Okay, admit it. In your search for evidence to determine whether a medical technology is safe and efficacious, you read just the abstract of an original research article for a quick overview of the results. Maybe time was at a premium (and when isn’t it?), or perhaps you couldn’t access the full text of the article without incurring a charge.
We’ve all done it at one point or another because we believe the abstract provides an accurate synopsis of the highlights of the study. Guess what? In many cases, it doesn’t.
A seminal paper on the inaccuracies of abstracts was published in 1999 in the Journal of the American Medical Association (Pitkin et al. Accuracy of data in abstracts of published research articles. JAMA. 1999;281:1110-1111.). That paper reported the results of an analysis of 88 articles and their accompanying abstracts that appeared in 6 major medical journals during a 1-year time frame. The investigators looked for two types of discrepancies: data reported differently in the abstract and the body of the manuscript; and data reported in the body of the manuscript but not in the abstract. If either discrepancy was identified, the abstract was considered deficient. The proportion of deficient abstracts ranged from 18% to 68%, depending on the journal. The most common discrepancy was inconsistency between what was presented in the abstract versus the body of the manuscript. A total of 24% of deficient abstracts contained both kinds of discrepancies.
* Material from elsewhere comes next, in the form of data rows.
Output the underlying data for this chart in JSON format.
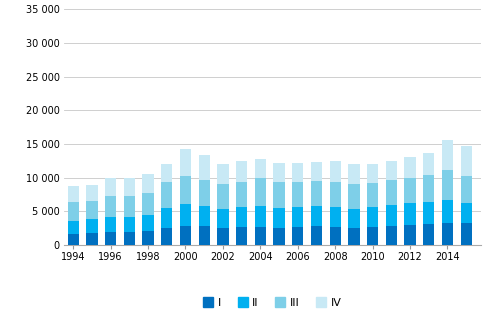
{
  "years": [
    1994,
    1995,
    1996,
    1997,
    1998,
    1999,
    2000,
    2001,
    2002,
    2003,
    2004,
    2005,
    2006,
    2007,
    2008,
    2009,
    2010,
    2011,
    2012,
    2013,
    2014,
    2015
  ],
  "Q1": [
    1600,
    1700,
    1900,
    1900,
    2000,
    2500,
    2800,
    2800,
    2500,
    2700,
    2700,
    2500,
    2700,
    2800,
    2700,
    2500,
    2600,
    2800,
    3000,
    3100,
    3300,
    3200
  ],
  "Q2": [
    2000,
    2100,
    2300,
    2300,
    2500,
    3000,
    3300,
    3000,
    2800,
    3000,
    3100,
    3000,
    2900,
    3000,
    3000,
    2900,
    3000,
    3200,
    3200,
    3300,
    3400,
    3100
  ],
  "Q3": [
    2800,
    2700,
    3100,
    3100,
    3200,
    3800,
    4200,
    3900,
    3700,
    3700,
    4100,
    3900,
    3800,
    3700,
    3700,
    3600,
    3600,
    3700,
    3800,
    4000,
    4400,
    3900
  ],
  "Q4": [
    2300,
    2400,
    2700,
    2600,
    2800,
    2700,
    4000,
    3600,
    3000,
    3100,
    2800,
    2800,
    2800,
    2800,
    3100,
    3000,
    2900,
    2800,
    3100,
    3200,
    4500,
    4500
  ],
  "colors": [
    "#0070C0",
    "#00B0F0",
    "#7ECFE8",
    "#C8E9F5"
  ],
  "legend_labels": [
    "I",
    "II",
    "III",
    "IV"
  ],
  "ylim": [
    0,
    35000
  ],
  "yticks": [
    0,
    5000,
    10000,
    15000,
    20000,
    25000,
    30000,
    35000
  ],
  "ytick_labels": [
    "0",
    "5 000",
    "10 000",
    "15 000",
    "20 000",
    "25 000",
    "30 000",
    "35 000"
  ],
  "xtick_years": [
    1994,
    1996,
    1998,
    2000,
    2002,
    2004,
    2006,
    2008,
    2010,
    2012,
    2014
  ],
  "background_color": "#ffffff",
  "grid_color": "#c8c8c8"
}
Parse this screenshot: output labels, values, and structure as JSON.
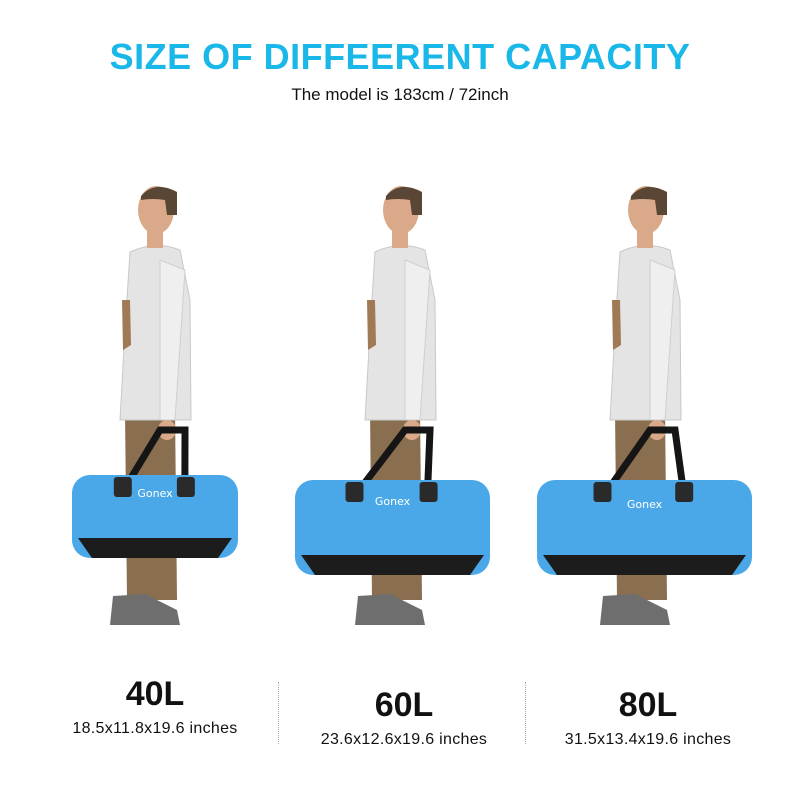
{
  "header": {
    "title": "SIZE OF DIFFEERENT CAPACITY",
    "subtitle": "The model is 183cm / 72inch"
  },
  "brand_on_bag": "Gonex",
  "colors": {
    "accent": "#1ab8e8",
    "bag": "#4aa8e8",
    "bag_base": "#1c1c1c"
  },
  "sizes": [
    {
      "capacity": "40L",
      "dimensions": "18.5x11.8x19.6 inches"
    },
    {
      "capacity": "60L",
      "dimensions": "23.6x12.6x19.6 inches"
    },
    {
      "capacity": "80L",
      "dimensions": "31.5x13.4x19.6 inches"
    }
  ]
}
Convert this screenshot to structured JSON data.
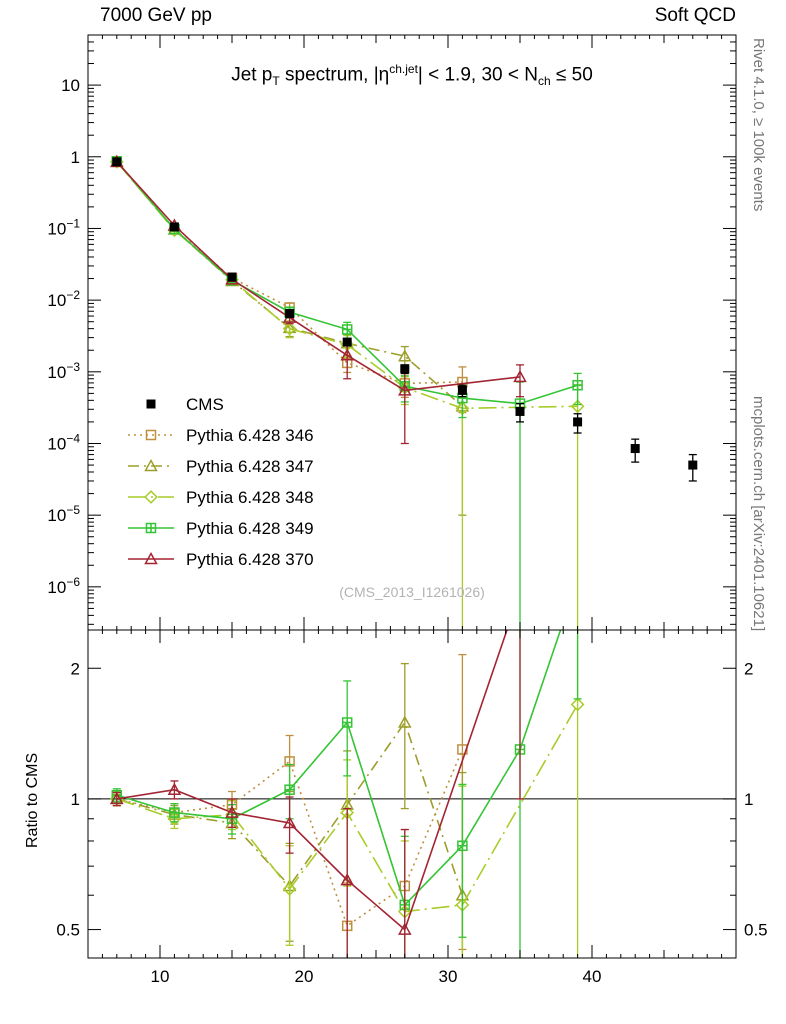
{
  "header": {
    "left": "7000 GeV pp",
    "right": "Soft QCD"
  },
  "plot_title": {
    "plain": "Jet pT spectrum, |η^ch.jet| < 1.9, 30 < Nch ≤ 50",
    "segments": [
      {
        "t": "Jet p"
      },
      {
        "t": "T",
        "style": "sub"
      },
      {
        "t": " spectrum, |η",
        "style": "normal"
      },
      {
        "t": "ch.jet",
        "style": "sup"
      },
      {
        "t": "| < 1.9, 30 < N",
        "style": "normal"
      },
      {
        "t": "ch",
        "style": "sub"
      },
      {
        "t": " ≤ 50",
        "style": "normal"
      }
    ]
  },
  "watermark": "(CMS_2013_I1261026)",
  "side_labels": {
    "right_top": "Rivet 4.1.0, ≥ 100k events",
    "right_bottom": "mcplots.cern.ch [arXiv:2401.10621]",
    "ratio": "Ratio to CMS"
  },
  "chart_data": {
    "type": "line",
    "title": "Jet pT spectrum, |eta^ch.jet| < 1.9, 30 < Nch <= 50",
    "xlabel": "",
    "ylabel": "",
    "xlim": [
      5,
      50
    ],
    "x_ticks": [
      10,
      20,
      30,
      40
    ],
    "main_panel": {
      "ylog": true,
      "ylim": [
        2.5e-07,
        50
      ],
      "y_tick_exponents": [
        1,
        0,
        -1,
        -2,
        -3,
        -4,
        -5,
        -6
      ]
    },
    "ratio_panel": {
      "ylog": true,
      "ylim": [
        0.43,
        2.45
      ],
      "ticks": [
        0.5,
        1,
        2
      ],
      "tick_labels": [
        "0.5",
        "1",
        "2"
      ],
      "minor_ticks": [
        0.6,
        0.7,
        0.8,
        0.9
      ],
      "ref_line": 1,
      "ylabel": "Ratio to CMS"
    },
    "series": [
      {
        "name": "CMS",
        "color": "#000000",
        "line": "none",
        "marker": "filled-square",
        "reference": true,
        "x": [
          7,
          11,
          15,
          19,
          23,
          27,
          31,
          35,
          39,
          43,
          47
        ],
        "y": [
          0.85,
          0.105,
          0.021,
          0.0065,
          0.0026,
          0.0011,
          0.00055,
          0.00028,
          0.0002,
          8.5e-05,
          5e-05
        ],
        "yerr": [
          0.025,
          0.004,
          0.001,
          0.0004,
          0.0003,
          0.00015,
          0.0001,
          8e-05,
          6e-05,
          3e-05,
          2e-05
        ]
      },
      {
        "name": "Pythia 6.428 346",
        "color": "#bf8f3f",
        "line": "dotted",
        "marker": "open-square",
        "reference": false,
        "x": [
          7,
          11,
          15,
          19,
          23,
          27,
          31
        ],
        "y": [
          0.85,
          0.098,
          0.0204,
          0.0079,
          0.00133,
          0.00069,
          0.00072
        ],
        "yerr": [
          0.02,
          0.004,
          0.0012,
          0.0012,
          0.00035,
          0.00025,
          0.00045
        ],
        "ratio": [
          1.0,
          0.93,
          0.97,
          1.22,
          0.51,
          0.63,
          1.3
        ],
        "ratio_err": [
          0.035,
          0.045,
          0.07,
          0.18,
          0.13,
          0.22,
          0.85
        ]
      },
      {
        "name": "Pythia 6.428 347",
        "color": "#9d9d2a",
        "line": "dashdot",
        "marker": "open-triangle",
        "reference": false,
        "x": [
          7,
          11,
          15,
          19,
          23,
          27,
          31
        ],
        "y": [
          0.85,
          0.0966,
          0.0185,
          0.0041,
          0.0025,
          0.00165,
          0.00033
        ],
        "yerr": [
          0.02,
          0.004,
          0.0012,
          0.001,
          0.0008,
          0.0006,
          0.00032
        ],
        "ratio": [
          1.0,
          0.92,
          0.88,
          0.63,
          0.97,
          1.5,
          0.6
        ],
        "ratio_err": [
          0.035,
          0.045,
          0.07,
          0.16,
          0.32,
          0.55,
          0.55
        ]
      },
      {
        "name": "Pythia 6.428 348",
        "color": "#a8cc29",
        "line": "longdashdot",
        "marker": "open-diamond",
        "reference": false,
        "x": [
          7,
          11,
          15,
          19,
          23,
          27,
          31,
          39
        ],
        "y": [
          0.85,
          0.0945,
          0.0193,
          0.004,
          0.0024,
          0.0006,
          0.00031,
          0.00033
        ],
        "yerr": [
          0.02,
          0.004,
          0.0012,
          0.001,
          0.0008,
          0.00025,
          0.00031,
          0.00033
        ],
        "ratio": [
          1.0,
          0.9,
          0.92,
          0.62,
          0.93,
          0.55,
          0.57,
          1.65
        ],
        "ratio_err": [
          0.035,
          0.045,
          0.07,
          0.16,
          0.3,
          0.25,
          0.5,
          1.4
        ]
      },
      {
        "name": "Pythia 6.428 349",
        "color": "#35c435",
        "line": "solid",
        "marker": "cross-square",
        "reference": false,
        "x": [
          7,
          11,
          15,
          19,
          23,
          27,
          31,
          35,
          39
        ],
        "y": [
          0.867,
          0.0977,
          0.0189,
          0.0068,
          0.0039,
          0.00063,
          0.00043,
          0.00036,
          0.00065
        ],
        "yerr": [
          0.02,
          0.004,
          0.0012,
          0.0012,
          0.001,
          0.00025,
          0.0002,
          0.00036,
          0.0003
        ],
        "ratio": [
          1.02,
          0.93,
          0.9,
          1.05,
          1.5,
          0.57,
          0.78,
          1.3,
          3.2
        ],
        "ratio_err": [
          0.035,
          0.045,
          0.07,
          0.15,
          0.37,
          0.25,
          0.3,
          2.2,
          1.5
        ]
      },
      {
        "name": "Pythia 6.428 370",
        "color": "#a32432",
        "line": "solid",
        "marker": "open-triangle",
        "reference": false,
        "x": [
          7,
          11,
          15,
          19,
          23,
          27,
          35
        ],
        "y": [
          0.85,
          0.11,
          0.0195,
          0.0057,
          0.0017,
          0.00055,
          0.00085
        ],
        "yerr": [
          0.02,
          0.005,
          0.0012,
          0.001,
          0.0009,
          0.00045,
          0.0004
        ],
        "ratio": [
          1.0,
          1.05,
          0.93,
          0.88,
          0.65,
          0.5,
          3.0
        ],
        "ratio_err": [
          0.035,
          0.05,
          0.07,
          0.13,
          0.3,
          0.35,
          2.0
        ]
      }
    ]
  }
}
That was 12 years ago. Have abstracts become more accurate? Not really. More recent research shows that in biomedical publications, abstracts continue to be suboptimal. One assessment of 418 abstracts of original research published in 4 major otolaryngology journals (McCoul et al. Do abstracts in otolaryngology journals report study findings accurately? Otolaryngol Head Neck Surg. 2010;142:225-230.) showed that when compared with the complete article, abstracts commonly omitted study limitations (91% left out of abstract), geographic location (79%), confidence intervals (75%), dropouts or losses (62%), and harms and adverse events (44%). A similar analysis of 243 abstracts in pharmacy journals (Ward et al. Accuracy of abstracts of original research articles in pharmacy journals. Ann Pharmacother. 2004;38-1173-1177.) found that nearly 25% of abstracts contained omissions and 33% contained either an omission or inaccuracy. And finally, an investigation of 227 abstracts published in the New England Journal of Medicine, JAMA, Lancet, and British Medical Journal showed that, with regard to the reporting of results, 28% of abstracts omitted primary outcomes, 38% failed to include effect size and confidence intervals, and about half (49%) did not report harms and side effects (Berwanger et al. The quality of reporting of trial abstracts is suboptimal: survey of major medical journals. J Clin Epidemiol. 2009;62:387-392.).
One of the contributing factors to suboptimal abstracts is probably abstract word restrictions, which make it difficult for authors to describe the research comprehensively, especially the trial methods and results sections. Nevertheless, these data point out the problems that can arise with relying on abstracts to determine the quality and outcomes of clinical research. Sole reliance on abstracts can cause readers to draw inappropriate conclusions about the efficacy and safety of the technology under investigation, especially when study limitations, adverse events, and subject dropouts or losses are omitted from the abstract.